Using Light To Control The Brain: How ‘Optogenetics’ Could Cure Alcohol Addiction
Making a mouse run at the flick of a light may seem like hypnosis, but it’s actually a new tool used in neuroscience called "optogenetics," which scientists are just beginning to figure out. With optogenetics, neuroscience researchers can control brain cell activities through the use of light, which could eventually allow doctors to help understand, diagnose, and treat epilepsy and depression.
In other words, it’s a way for researchers to control the brain and behavior through light. Rather than being hypnotized, the mouse in the study had specific brain neurons controlled that impacted its actions. A group of researchers are also hoping to employ optogenetics to gain insight into alcohol addiction. In November, scientists at Wake Forest Baptist Medical Center published a new study that used optogenetics to better understand the neuro-chemical aspects of addiction. The authors of the study, led by Evgeny A. Budygin, assistant professor of neurobiology and anatomy at Wake Forest, used the tool to highlight and obtain control over particular dopamine cell populations through light. This technique gave them information about the different patterns of dopamine cell activity that could have an effect on reducing alcohol addiction. Dopamine is a neurotransmitter that controls the areas of reward and pleasure in the brain.

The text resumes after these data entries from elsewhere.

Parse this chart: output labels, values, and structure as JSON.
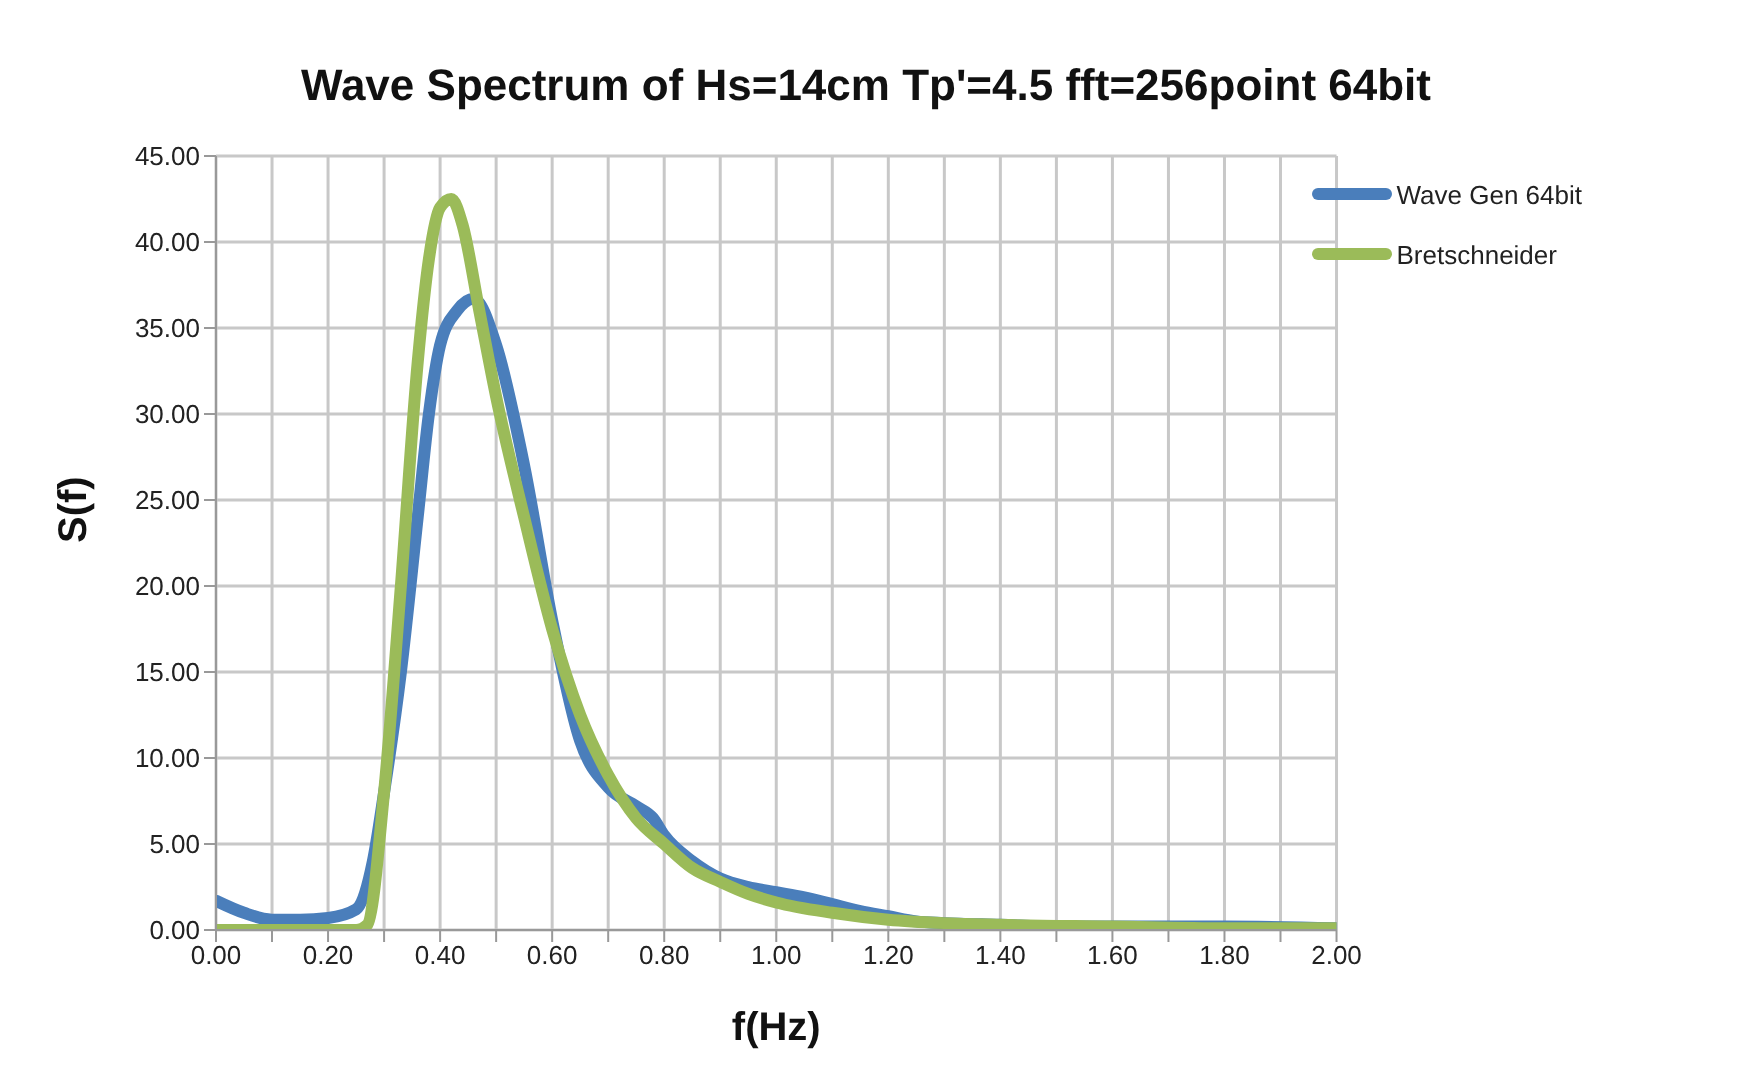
{
  "chart_data": {
    "type": "line",
    "title": "Wave Spectrum of Hs=14cm Tp'=4.5 fft=256point 64bit",
    "xlabel": "f(Hz)",
    "ylabel": "S(f)",
    "series": [
      {
        "name": "Wave Gen 64bit",
        "color": "#4a7ebb",
        "x": [
          0,
          0.05,
          0.1,
          0.15,
          0.2,
          0.25,
          0.28,
          0.3,
          0.33,
          0.36,
          0.38,
          0.4,
          0.43,
          0.46,
          0.5,
          0.55,
          0.6,
          0.65,
          0.7,
          0.75,
          0.78,
          0.8,
          0.85,
          0.9,
          0.95,
          1.0,
          1.05,
          1.1,
          1.15,
          1.2,
          1.25,
          1.3,
          1.4,
          1.5,
          1.6,
          1.8,
          2.0
        ],
        "values": [
          1.7,
          1.0,
          0.6,
          0.6,
          0.7,
          1.2,
          4,
          8,
          15,
          24,
          30,
          34,
          36,
          36.7,
          34,
          27,
          18,
          11,
          8.3,
          7.2,
          6.5,
          5.5,
          4,
          3,
          2.5,
          2.2,
          1.9,
          1.5,
          1.1,
          0.8,
          0.5,
          0.4,
          0.3,
          0.2,
          0.2,
          0.2,
          0.1
        ]
      },
      {
        "name": "Bretschneider",
        "color": "#9bbb59",
        "x": [
          0,
          0.1,
          0.2,
          0.25,
          0.27,
          0.3,
          0.33,
          0.36,
          0.38,
          0.4,
          0.42,
          0.44,
          0.47,
          0.5,
          0.55,
          0.6,
          0.65,
          0.7,
          0.75,
          0.8,
          0.85,
          0.9,
          0.95,
          1.0,
          1.1,
          1.2,
          1.3,
          1.4,
          1.6,
          1.8,
          2.0
        ],
        "values": [
          0,
          0,
          0,
          0,
          0.3,
          8,
          20,
          33,
          39,
          42,
          42.5,
          41,
          36,
          31,
          24,
          17.5,
          12.5,
          9,
          6.5,
          5,
          3.6,
          2.8,
          2.1,
          1.6,
          1.0,
          0.6,
          0.4,
          0.3,
          0.2,
          0.1,
          0.1
        ]
      }
    ],
    "xlim": [
      0,
      2
    ],
    "xticks": [
      {
        "value": 0,
        "label": "0.00"
      },
      {
        "value": 0.1,
        "label": null
      },
      {
        "value": 0.2,
        "label": "0.20"
      },
      {
        "value": 0.3,
        "label": null
      },
      {
        "value": 0.4,
        "label": "0.40"
      },
      {
        "value": 0.5,
        "label": null
      },
      {
        "value": 0.6,
        "label": "0.60"
      },
      {
        "value": 0.7,
        "label": null
      },
      {
        "value": 0.8,
        "label": "0.80"
      },
      {
        "value": 0.9,
        "label": null
      },
      {
        "value": 1.0,
        "label": "1.00"
      },
      {
        "value": 1.1,
        "label": null
      },
      {
        "value": 1.2,
        "label": "1.20"
      },
      {
        "value": 1.3,
        "label": null
      },
      {
        "value": 1.4,
        "label": "1.40"
      },
      {
        "value": 1.5,
        "label": null
      },
      {
        "value": 1.6,
        "label": "1.60"
      },
      {
        "value": 1.7,
        "label": null
      },
      {
        "value": 1.8,
        "label": "1.80"
      },
      {
        "value": 1.9,
        "label": null
      },
      {
        "value": 2.0,
        "label": "2.00"
      }
    ],
    "ylim": [
      0,
      45
    ],
    "yticks": [
      {
        "value": 0,
        "label": "0.00"
      },
      {
        "value": 5,
        "label": "5.00"
      },
      {
        "value": 10,
        "label": "10.00"
      },
      {
        "value": 15,
        "label": "15.00"
      },
      {
        "value": 20,
        "label": "20.00"
      },
      {
        "value": 25,
        "label": "25.00"
      },
      {
        "value": 30,
        "label": "30.00"
      },
      {
        "value": 35,
        "label": "35.00"
      },
      {
        "value": 40,
        "label": "40.00"
      },
      {
        "value": 45,
        "label": "45.00"
      }
    ],
    "grid": true,
    "legend": "top right",
    "marker": "none",
    "line_style": "solid"
  }
}
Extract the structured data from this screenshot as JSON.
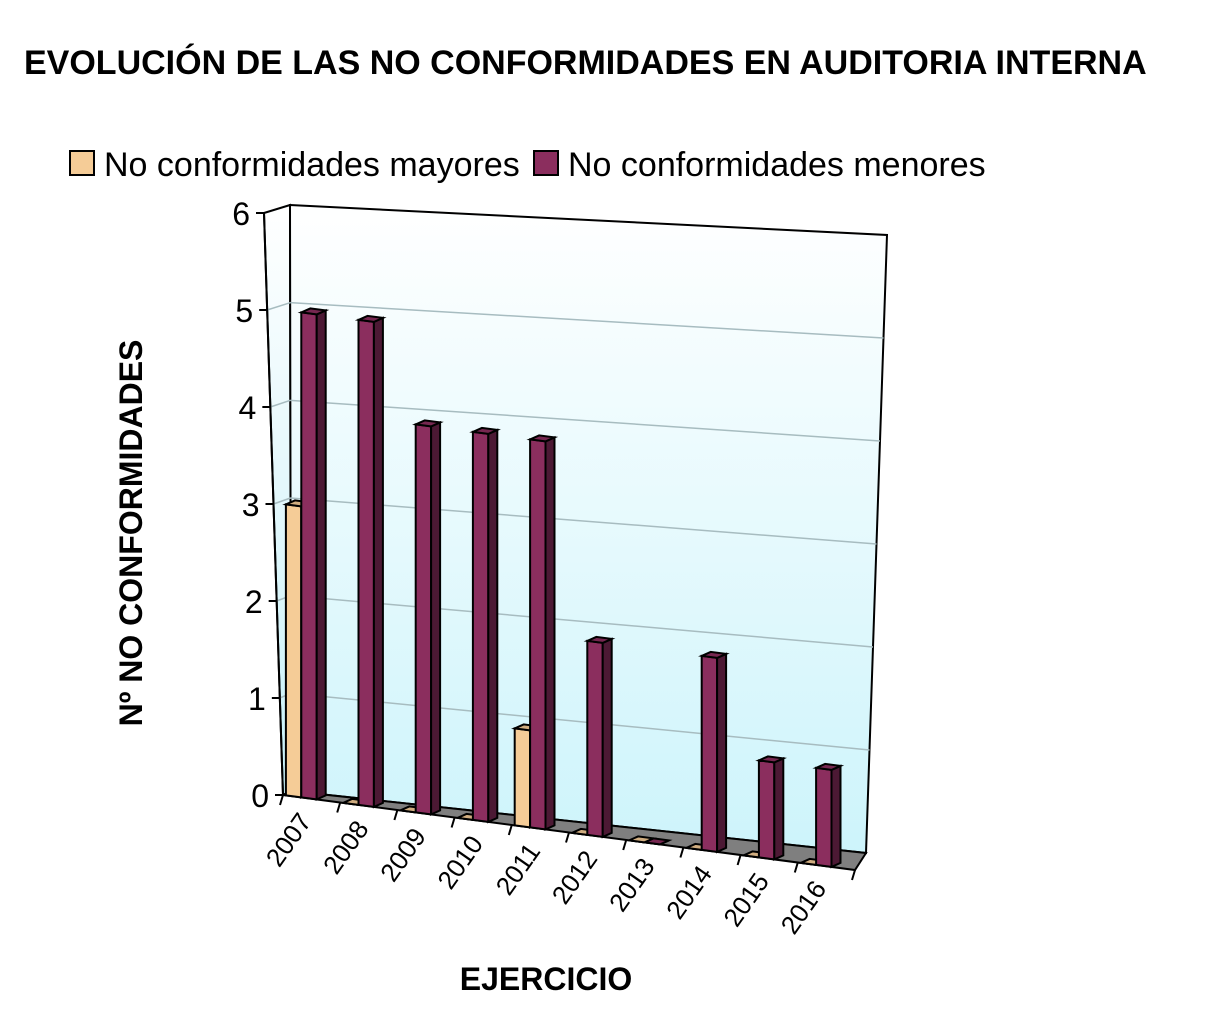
{
  "chart_data": {
    "type": "bar",
    "title": "EVOLUCIÓN DE LAS NO CONFORMIDADES EN AUDITORIA INTERNA",
    "xlabel": "EJERCICIO",
    "ylabel": "Nº NO CONFORMIDADES",
    "categories": [
      "2007",
      "2008",
      "2009",
      "2010",
      "2011",
      "2012",
      "2013",
      "2014",
      "2015",
      "2016"
    ],
    "series": [
      {
        "name": "No conformidades mayores",
        "color": "#F5CC97",
        "values": [
          3,
          0,
          0,
          0,
          1,
          0,
          0,
          0,
          0,
          0
        ]
      },
      {
        "name": "No conformidades menores",
        "color": "#8B2E5E",
        "values": [
          5,
          5,
          4,
          4,
          4,
          2,
          0,
          2,
          1,
          1
        ]
      }
    ],
    "yticks": [
      "0",
      "1",
      "2",
      "3",
      "4",
      "5",
      "6"
    ],
    "ylim": [
      0,
      6
    ],
    "grid": true,
    "legend": "top",
    "background": "3d-perspective-cyan-gradient"
  }
}
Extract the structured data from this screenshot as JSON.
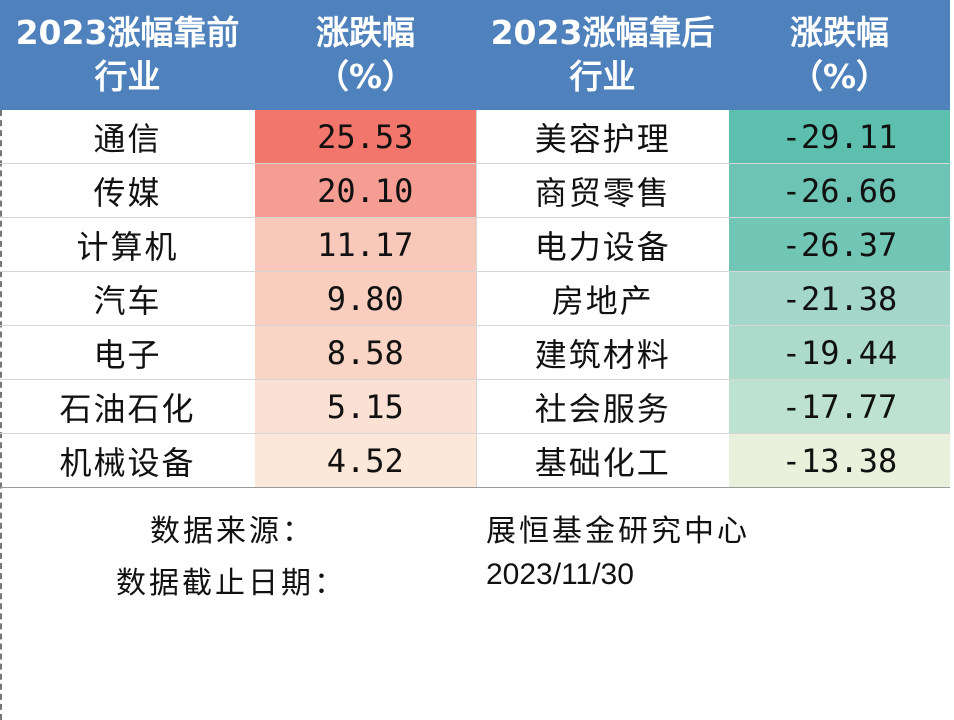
{
  "headers": {
    "top_industry": [
      "2023涨幅靠前",
      "行业"
    ],
    "top_change": [
      "涨跌幅",
      "（%）"
    ],
    "bottom_industry": [
      "2023涨幅靠后",
      "行业"
    ],
    "bottom_change": [
      "涨跌幅",
      "（%）"
    ]
  },
  "rows": [
    {
      "top_name": "通信",
      "top_value": "25.53",
      "bottom_name": "美容护理",
      "bottom_value": "-29.11"
    },
    {
      "top_name": "传媒",
      "top_value": "20.10",
      "bottom_name": "商贸零售",
      "bottom_value": "-26.66"
    },
    {
      "top_name": "计算机",
      "top_value": "11.17",
      "bottom_name": "电力设备",
      "bottom_value": "-26.37"
    },
    {
      "top_name": "汽车",
      "top_value": "9.80",
      "bottom_name": "房地产",
      "bottom_value": "-21.38"
    },
    {
      "top_name": "电子",
      "top_value": "8.58",
      "bottom_name": "建筑材料",
      "bottom_value": "-19.44"
    },
    {
      "top_name": "石油石化",
      "top_value": "5.15",
      "bottom_name": "社会服务",
      "bottom_value": "-17.77"
    },
    {
      "top_name": "机械设备",
      "top_value": "4.52",
      "bottom_name": "基础化工",
      "bottom_value": "-13.38"
    }
  ],
  "colors": {
    "header_bg": "#4f81bd",
    "top_values_bg": [
      "#f3766d",
      "#f59d93",
      "#f8c8bb",
      "#f9cebf",
      "#fad5c6",
      "#fbe1d3",
      "#fbe8d8"
    ],
    "bottom_values_bg": [
      "#5dbfae",
      "#6dc4b4",
      "#72c6b6",
      "#a3d7c9",
      "#acdbcc",
      "#bde2d2",
      "#e9f1dc"
    ]
  },
  "footer": {
    "source_label": "数据来源：",
    "source_value": "展恒基金研究中心",
    "date_label": "数据截止日期：",
    "date_value": "2023/11/30"
  }
}
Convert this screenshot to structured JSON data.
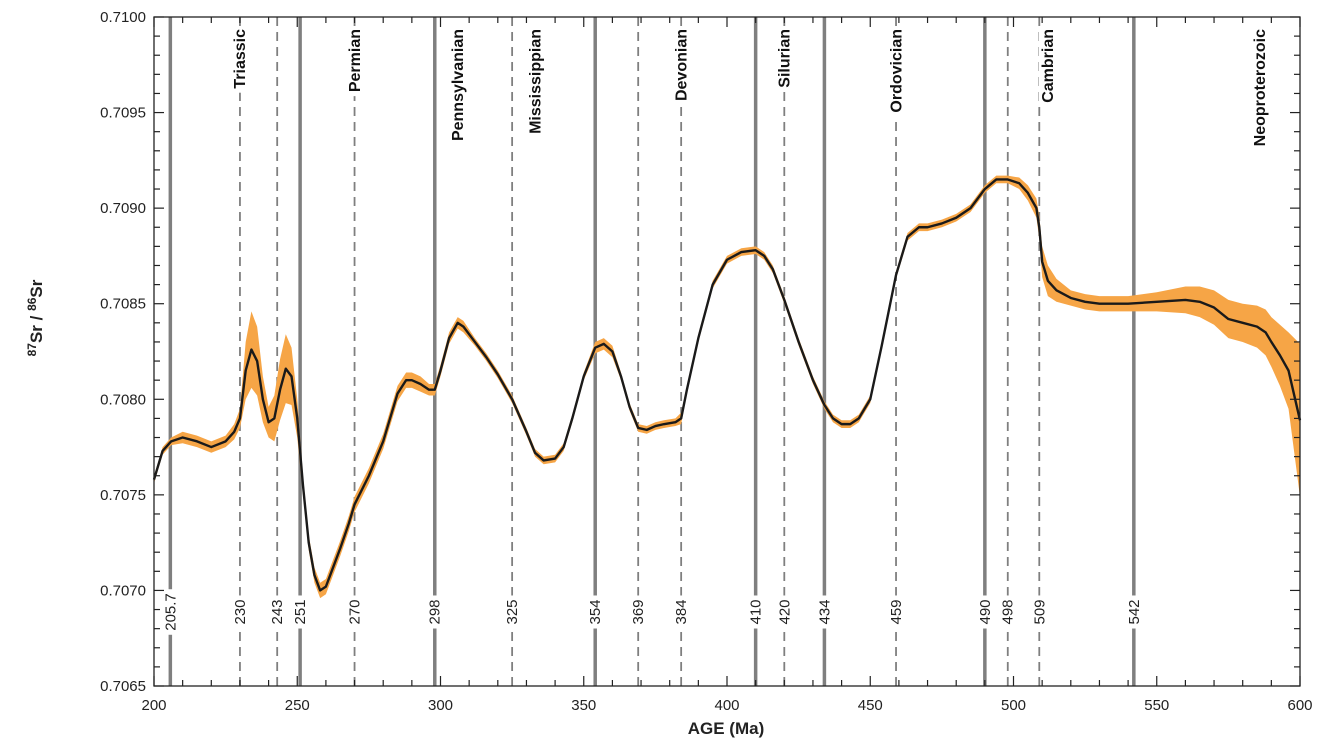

While the brain controls the activity of brain cells, neuroscientists have struggled to find a way to control brain cells themselves — but with optogenetics, they can choose which neurons to turn on or off, whenever they want. By activating certain neurons, they can find out which ones govern specific behaviors. When it comes to alcohol addiction, researchers can thus find out the casual relationship between neuro-chemical changes in the brain and addictive behavior.
“There was instant buzz about it,” Elizabeth Hillman, a biomedical engineer at Columbia University, told NPR about optogenetics. “People were sort of running around and saying, ‘What is this thing, where can I get it, how can I do it?'” Instead of using a wire probe inserted into the brain to poke and activate brain cells, with optogenetics, scientists could turn on individual cells with just light. “You can select that very specific genetic cell type, and you can tell that specific cell type to react when you shine light on it,” Hillman said.
Jeffrey L. Weiner, co-author of the alcohol addiction study and professor of physiology and pharmacology at Wake Forest Baptist Medical Center, said in a news release that though they tested optogenetics in rats that had grown to have alcohol-drinking tendencies, there was “translational value” from the study, with potential to be used to treat humans.
However, scientists still face massive obstacles before being able to employ optogenetics in humans. For one thing, before being able to control neurons through light, you must add genetic material to every brain cell you desire to control. This has been done in mice, but genetic engineering in human brain neurons is not yet an option, Hillman told NPR. Another problem is getting light to pierce deep into the brain to reach cells: “It’s really hard to get light to go deep,” Hillman said, “and we all know this just from trying to shine a flashlight through our hand.” There’s also the concern that too many cells may be reached with the light, on the other hand, which could cause unwanted problems as well.
Scientists still retain hope however, to be able to stop seizures with the flash of a light. Once the method is tweaked, there may also be uses for optogenetics to fight Parkinson’s disease, depression, addiction, and schizophrenia. “Now we are taking the first steps in this direction,” Budygin said in a news release. “It was impossible before the optogenetic era.”